Growing and sowing new pasture
My childhood dream of moving out into the country is finally coming true... 10 year late, but its still happening. I'm moving with my parents to a little house on 6 acres in November. I have been working with and around horses for 10 years, but I have never had the joys of creating my own pasture before.
Now I don't have horses at the moment, but I do want to set up 2 separate horse pastures. My goal is to be able to rotate the pastures, which will be 1-2 acres each. I'm going to take my time and not rush the process, but I really have no idea where to start.
I know I need to get rid of the rocks, trees, and cactus, create the ideal fencing, and watch and get rid of seasonal weeds. I just don't know what I need to lay down seed/hay/grass type wise. Plus the big question is there anything else I'm missing?
I am not bring horses here until this place is perfect, and I'm clearing and doing this all by hand. Which means I'm giving myself a year or so to do all.
I just wanted to see what advice, tips, and tricks y'all could tell me.
BTW the land is mid Texas around San Antonio and Austin.
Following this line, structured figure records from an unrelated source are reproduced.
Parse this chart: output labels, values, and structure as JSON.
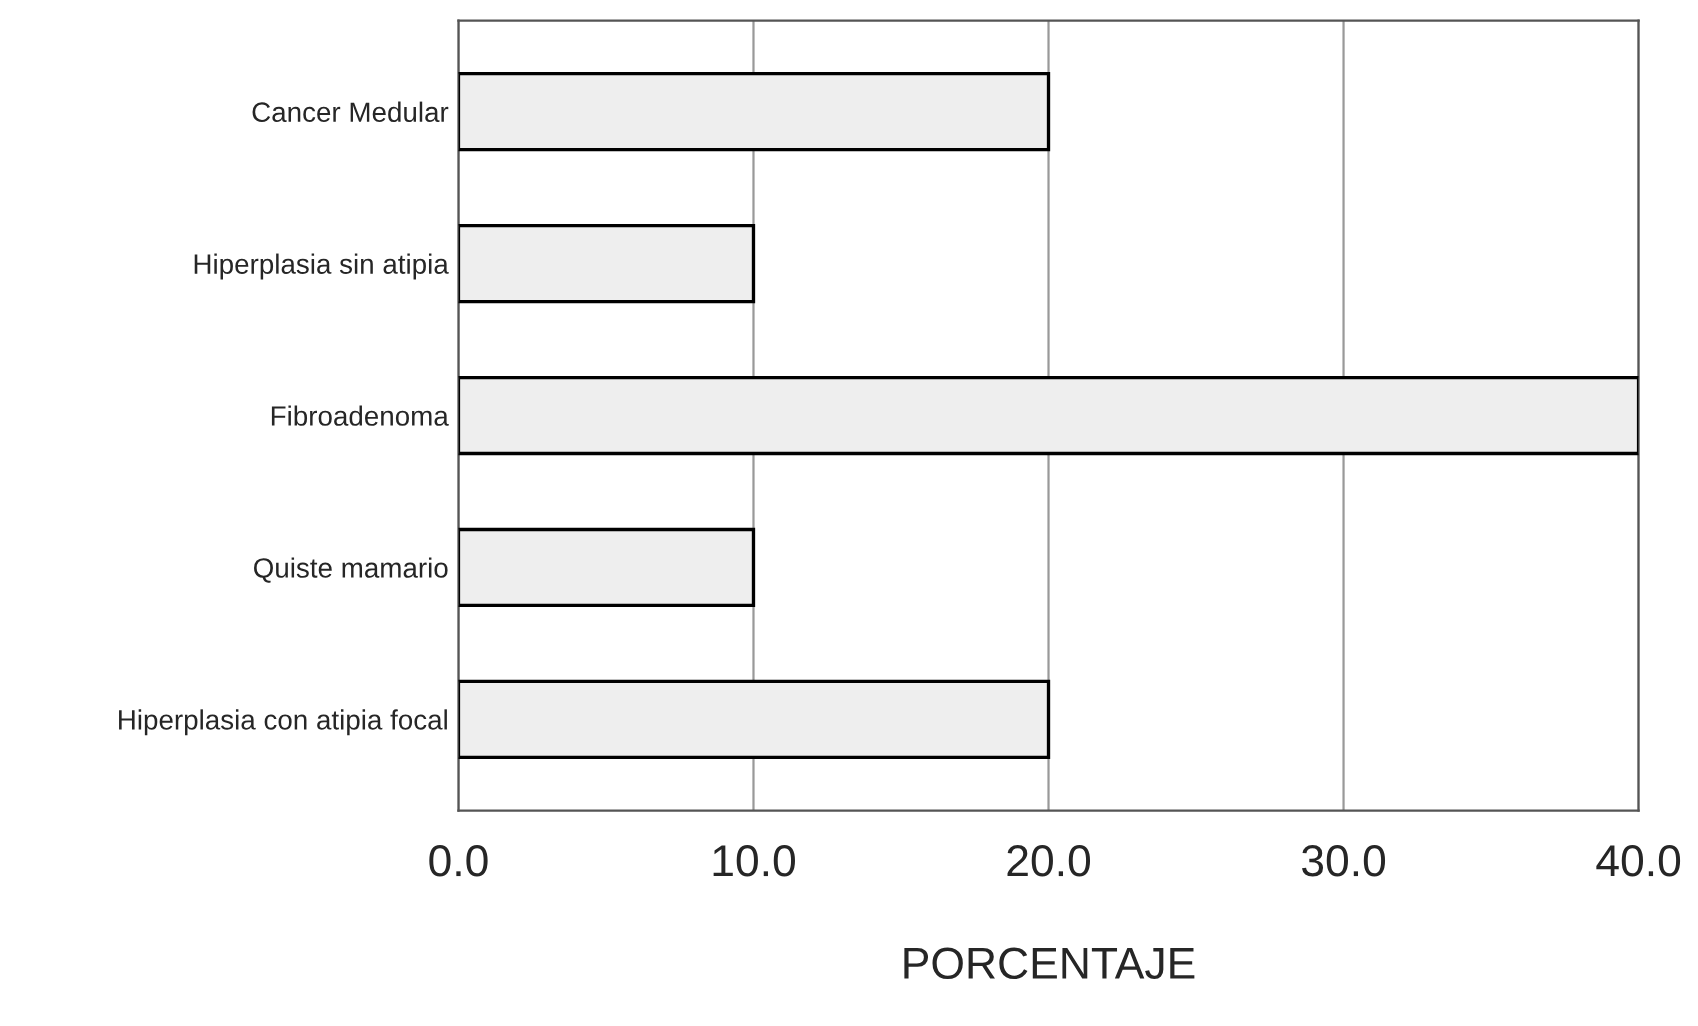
{
  "chart_data": {
    "type": "bar",
    "orientation": "horizontal",
    "xlabel": "PORCENTAJE",
    "categories": [
      "Cancer Medular",
      "Hiperplasia sin atipia",
      "Fibroadenoma",
      "Quiste mamario",
      "Hiperplasia con atipia focal"
    ],
    "values": [
      20,
      10,
      40,
      10,
      20
    ],
    "color": "#eeeeee",
    "xlim": [
      0,
      40
    ],
    "xticks": [
      {
        "value": 0,
        "label": "0.0"
      },
      {
        "value": 10,
        "label": "10.0"
      },
      {
        "value": 20,
        "label": "20.0"
      },
      {
        "value": 30,
        "label": "30.0"
      },
      {
        "value": 40,
        "label": "40.0"
      }
    ],
    "grid": "x"
  }
}
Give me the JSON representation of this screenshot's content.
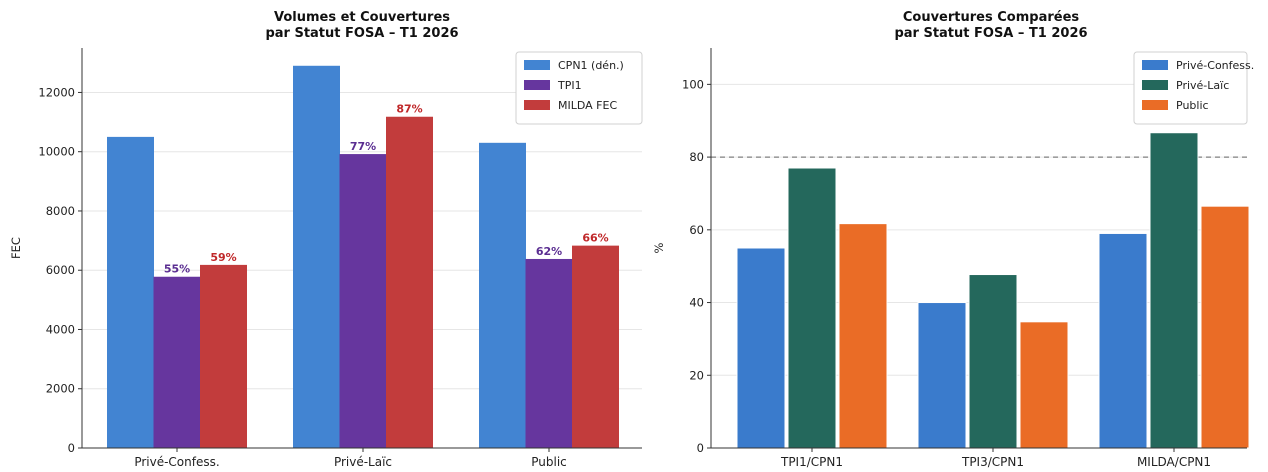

And the picture below is a part of where I want a pasture to go.
Thanks in advance :D
Thats so cool!
The first thing id say you needed would be a good tractor!
Youll need it to move the rocks and clear the land for pasture.
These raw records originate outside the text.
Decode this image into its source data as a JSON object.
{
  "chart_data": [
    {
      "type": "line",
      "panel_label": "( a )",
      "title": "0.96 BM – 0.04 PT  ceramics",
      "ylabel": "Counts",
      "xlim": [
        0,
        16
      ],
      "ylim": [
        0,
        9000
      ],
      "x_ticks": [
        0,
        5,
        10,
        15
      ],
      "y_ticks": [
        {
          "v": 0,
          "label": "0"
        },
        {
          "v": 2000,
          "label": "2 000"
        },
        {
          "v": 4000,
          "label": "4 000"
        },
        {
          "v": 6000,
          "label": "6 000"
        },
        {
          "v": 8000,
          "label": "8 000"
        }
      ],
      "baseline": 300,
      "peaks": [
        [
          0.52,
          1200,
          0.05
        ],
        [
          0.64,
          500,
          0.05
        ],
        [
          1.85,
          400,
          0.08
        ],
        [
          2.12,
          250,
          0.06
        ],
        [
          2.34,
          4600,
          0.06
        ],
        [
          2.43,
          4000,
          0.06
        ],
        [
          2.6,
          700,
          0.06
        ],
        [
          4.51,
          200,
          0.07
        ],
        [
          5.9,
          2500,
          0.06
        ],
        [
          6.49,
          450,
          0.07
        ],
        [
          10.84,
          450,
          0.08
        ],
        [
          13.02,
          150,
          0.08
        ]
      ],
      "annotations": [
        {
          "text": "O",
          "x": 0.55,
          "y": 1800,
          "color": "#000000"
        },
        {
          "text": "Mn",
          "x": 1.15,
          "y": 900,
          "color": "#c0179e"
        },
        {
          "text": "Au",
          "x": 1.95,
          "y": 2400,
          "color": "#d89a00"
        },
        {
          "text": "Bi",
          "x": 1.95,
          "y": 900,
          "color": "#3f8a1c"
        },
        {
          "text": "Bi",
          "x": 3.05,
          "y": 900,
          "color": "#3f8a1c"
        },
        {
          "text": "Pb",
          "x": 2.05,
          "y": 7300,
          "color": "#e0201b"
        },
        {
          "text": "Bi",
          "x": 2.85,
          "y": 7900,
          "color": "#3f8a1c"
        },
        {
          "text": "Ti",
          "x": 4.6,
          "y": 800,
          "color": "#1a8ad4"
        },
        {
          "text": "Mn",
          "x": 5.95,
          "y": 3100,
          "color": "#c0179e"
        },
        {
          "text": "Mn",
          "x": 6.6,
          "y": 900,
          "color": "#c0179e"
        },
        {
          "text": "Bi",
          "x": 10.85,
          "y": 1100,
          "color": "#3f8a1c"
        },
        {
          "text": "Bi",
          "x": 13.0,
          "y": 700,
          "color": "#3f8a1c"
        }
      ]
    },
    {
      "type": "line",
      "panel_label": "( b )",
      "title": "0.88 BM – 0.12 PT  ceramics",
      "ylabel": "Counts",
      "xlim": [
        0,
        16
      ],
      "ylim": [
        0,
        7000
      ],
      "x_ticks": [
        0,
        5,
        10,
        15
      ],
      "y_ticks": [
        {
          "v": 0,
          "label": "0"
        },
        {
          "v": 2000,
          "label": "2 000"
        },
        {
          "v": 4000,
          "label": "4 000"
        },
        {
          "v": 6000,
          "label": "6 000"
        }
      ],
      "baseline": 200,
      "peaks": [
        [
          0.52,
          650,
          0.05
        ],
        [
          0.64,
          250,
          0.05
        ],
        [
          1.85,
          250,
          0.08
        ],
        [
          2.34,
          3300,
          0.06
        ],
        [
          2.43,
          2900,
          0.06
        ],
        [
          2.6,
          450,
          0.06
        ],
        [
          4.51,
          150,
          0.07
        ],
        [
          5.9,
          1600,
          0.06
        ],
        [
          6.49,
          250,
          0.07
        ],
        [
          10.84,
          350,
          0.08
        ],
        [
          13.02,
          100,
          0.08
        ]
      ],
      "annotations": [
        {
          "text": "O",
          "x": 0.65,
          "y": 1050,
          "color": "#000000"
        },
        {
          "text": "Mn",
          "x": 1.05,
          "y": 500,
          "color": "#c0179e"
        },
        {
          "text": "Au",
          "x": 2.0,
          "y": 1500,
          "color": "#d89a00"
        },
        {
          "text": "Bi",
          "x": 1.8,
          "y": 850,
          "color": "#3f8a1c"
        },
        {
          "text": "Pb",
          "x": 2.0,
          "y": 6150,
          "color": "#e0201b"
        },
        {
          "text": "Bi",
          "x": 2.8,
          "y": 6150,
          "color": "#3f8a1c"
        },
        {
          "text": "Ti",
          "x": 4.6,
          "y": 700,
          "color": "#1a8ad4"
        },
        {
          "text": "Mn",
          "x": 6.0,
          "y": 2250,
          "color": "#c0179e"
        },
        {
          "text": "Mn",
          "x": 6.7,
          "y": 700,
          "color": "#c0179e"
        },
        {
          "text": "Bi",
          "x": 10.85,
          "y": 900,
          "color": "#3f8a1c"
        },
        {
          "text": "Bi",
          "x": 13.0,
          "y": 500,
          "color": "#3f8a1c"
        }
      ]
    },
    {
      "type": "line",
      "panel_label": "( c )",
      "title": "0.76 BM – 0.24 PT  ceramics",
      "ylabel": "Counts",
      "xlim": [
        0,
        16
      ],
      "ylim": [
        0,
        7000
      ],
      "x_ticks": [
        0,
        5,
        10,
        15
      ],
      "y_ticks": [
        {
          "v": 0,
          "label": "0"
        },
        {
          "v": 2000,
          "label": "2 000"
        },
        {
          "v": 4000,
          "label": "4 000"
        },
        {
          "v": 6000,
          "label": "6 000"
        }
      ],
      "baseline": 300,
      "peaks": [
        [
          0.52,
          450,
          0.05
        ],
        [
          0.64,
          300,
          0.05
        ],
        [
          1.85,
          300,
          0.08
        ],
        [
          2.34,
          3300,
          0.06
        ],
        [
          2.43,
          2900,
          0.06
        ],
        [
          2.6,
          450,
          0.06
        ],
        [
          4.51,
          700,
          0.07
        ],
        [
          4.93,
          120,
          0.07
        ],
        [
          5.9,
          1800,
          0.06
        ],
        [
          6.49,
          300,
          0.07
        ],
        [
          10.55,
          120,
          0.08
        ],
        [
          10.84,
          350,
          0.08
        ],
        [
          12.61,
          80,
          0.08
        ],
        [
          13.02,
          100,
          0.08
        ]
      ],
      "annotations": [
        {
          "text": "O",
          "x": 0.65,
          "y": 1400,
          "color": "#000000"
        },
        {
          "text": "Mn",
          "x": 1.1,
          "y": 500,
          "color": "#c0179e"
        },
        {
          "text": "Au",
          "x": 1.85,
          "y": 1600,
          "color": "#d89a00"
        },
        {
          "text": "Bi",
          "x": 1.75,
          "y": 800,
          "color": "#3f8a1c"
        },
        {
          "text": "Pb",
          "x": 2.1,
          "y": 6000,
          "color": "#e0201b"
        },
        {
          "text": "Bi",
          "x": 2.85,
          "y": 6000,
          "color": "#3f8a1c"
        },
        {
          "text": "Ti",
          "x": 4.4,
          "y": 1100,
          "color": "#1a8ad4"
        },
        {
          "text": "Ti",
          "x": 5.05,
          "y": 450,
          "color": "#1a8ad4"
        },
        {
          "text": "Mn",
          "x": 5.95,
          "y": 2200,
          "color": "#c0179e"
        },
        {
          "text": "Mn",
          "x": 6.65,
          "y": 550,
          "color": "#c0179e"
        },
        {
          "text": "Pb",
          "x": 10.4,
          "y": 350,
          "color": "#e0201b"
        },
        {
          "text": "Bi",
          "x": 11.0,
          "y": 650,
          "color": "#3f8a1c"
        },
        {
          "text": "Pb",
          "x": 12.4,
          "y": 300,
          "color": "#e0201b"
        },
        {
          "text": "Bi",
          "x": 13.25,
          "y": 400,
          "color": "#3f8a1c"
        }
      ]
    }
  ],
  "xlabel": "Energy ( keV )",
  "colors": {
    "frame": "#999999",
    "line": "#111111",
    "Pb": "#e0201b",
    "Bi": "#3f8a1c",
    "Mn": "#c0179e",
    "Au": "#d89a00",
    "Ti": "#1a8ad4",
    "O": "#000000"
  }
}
then youll need it to dig your post holes (or you can do it by hand)
youll need to get a soil sample sent in to measure the ph ballance of your soil nutrient levels etcetra so youll know what kinds of things that need added- then you can go and disk the land and then you sow the seed and add your fertilizers and such.
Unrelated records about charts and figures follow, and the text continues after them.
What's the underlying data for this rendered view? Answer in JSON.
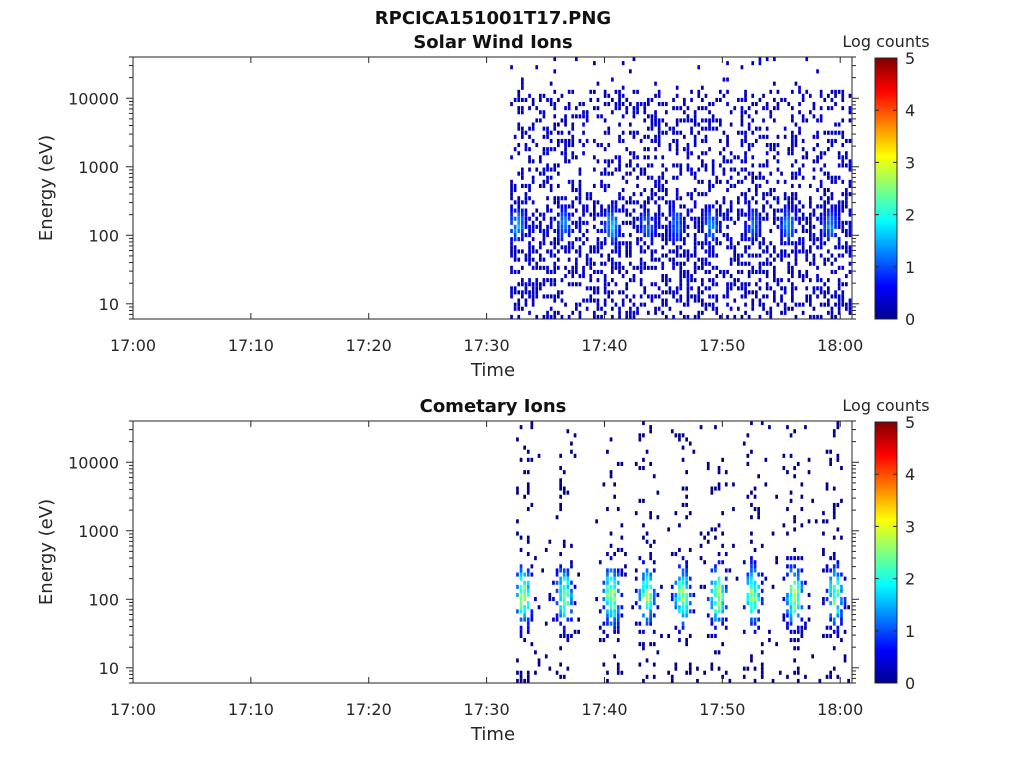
{
  "figure_title": "RPCICA151001T17.PNG",
  "chart_data": [
    {
      "type": "heatmap",
      "title": "Solar Wind Ions",
      "xlabel": "Time",
      "ylabel": "Energy (eV)",
      "xlim": [
        "17:00",
        "18:01"
      ],
      "xticks": [
        "17:00",
        "17:10",
        "17:20",
        "17:30",
        "17:40",
        "17:50",
        "18:00"
      ],
      "yscale": "log",
      "ylim": [
        6,
        40000
      ],
      "yticks": [
        "10",
        "100",
        "1000",
        "10000"
      ],
      "colorbar": {
        "label": "Log counts",
        "range": [
          0,
          5
        ],
        "ticks": [
          "0",
          "1",
          "2",
          "3",
          "4",
          "5"
        ],
        "colormap": "jet"
      },
      "data_start": "17:32",
      "data_end": "18:01",
      "bursts": [
        {
          "time": "17:32.5",
          "peak_log_counts": 1.5
        },
        {
          "time": "17:36.5",
          "peak_log_counts": 1.3
        },
        {
          "time": "17:40.5",
          "peak_log_counts": 1.6
        },
        {
          "time": "17:43.5",
          "peak_log_counts": 1.2
        },
        {
          "time": "17:46",
          "peak_log_counts": 1.2
        },
        {
          "time": "17:49",
          "peak_log_counts": 1.3
        },
        {
          "time": "17:52.5",
          "peak_log_counts": 1.2
        },
        {
          "time": "17:55.5",
          "peak_log_counts": 1.5
        },
        {
          "time": "17:59",
          "peak_log_counts": 1.3
        }
      ]
    },
    {
      "type": "heatmap",
      "title": "Cometary Ions",
      "xlabel": "Time",
      "ylabel": "Energy (eV)",
      "xlim": [
        "17:00",
        "18:01"
      ],
      "xticks": [
        "17:00",
        "17:10",
        "17:20",
        "17:30",
        "17:40",
        "17:50",
        "18:00"
      ],
      "yscale": "log",
      "ylim": [
        6,
        40000
      ],
      "yticks": [
        "10",
        "100",
        "1000",
        "10000"
      ],
      "colorbar": {
        "label": "Log counts",
        "range": [
          0,
          5
        ],
        "ticks": [
          "0",
          "1",
          "2",
          "3",
          "4",
          "5"
        ],
        "colormap": "jet"
      },
      "data_start": "17:32.5",
      "data_end": "18:01",
      "bursts": [
        {
          "time": "17:33",
          "peak_log_counts": 2.8
        },
        {
          "time": "17:36.5",
          "peak_log_counts": 2.6
        },
        {
          "time": "17:40.5",
          "peak_log_counts": 2.9
        },
        {
          "time": "17:43.5",
          "peak_log_counts": 2.6
        },
        {
          "time": "17:46.5",
          "peak_log_counts": 2.7
        },
        {
          "time": "17:49.5",
          "peak_log_counts": 2.8
        },
        {
          "time": "17:52.5",
          "peak_log_counts": 2.6
        },
        {
          "time": "17:56",
          "peak_log_counts": 2.8
        },
        {
          "time": "17:59.5",
          "peak_log_counts": 2.5
        }
      ]
    }
  ]
}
for the weed controll youll need to keep the pastures trimmed down low enough for them to graze but not have weeds grow-- youll also nee to be able to drag the manure to keep the parasites down- and they wont eat grass where they poop so youll have to kinda make them by dragging or youll have big ol grassy areas and eaten down areas.
when we rotate pastures we keep them in one for a week then switch clean up the manure in the old pasture manage the growth and let it recover then repeat.
Translates to: I'll be working forever, get really strong, and never have horese. lol I've never seen a horse property that was "perfect" especially not one that was done by one person, by hand.
My opinion of "Weeds" is something that a horse cannot eat, like buttercups, or black berries (the 2 problems in my neck of the woods)
While dandilions, clover & carary/reed grass are all "weeds" in a lawn, I find them to be perfect in a pasture. The horses like them. I see no sense in removing them (though I do plan to drop new seed this fall if we can afford it).
If you have a shelter for them, and a good fence, then that's a great start.
If you need help identifying any poisionus plants, you can call the department of Ag, and somebody would be more than likely to come out & assist you. I had somebody out recently, and it was free.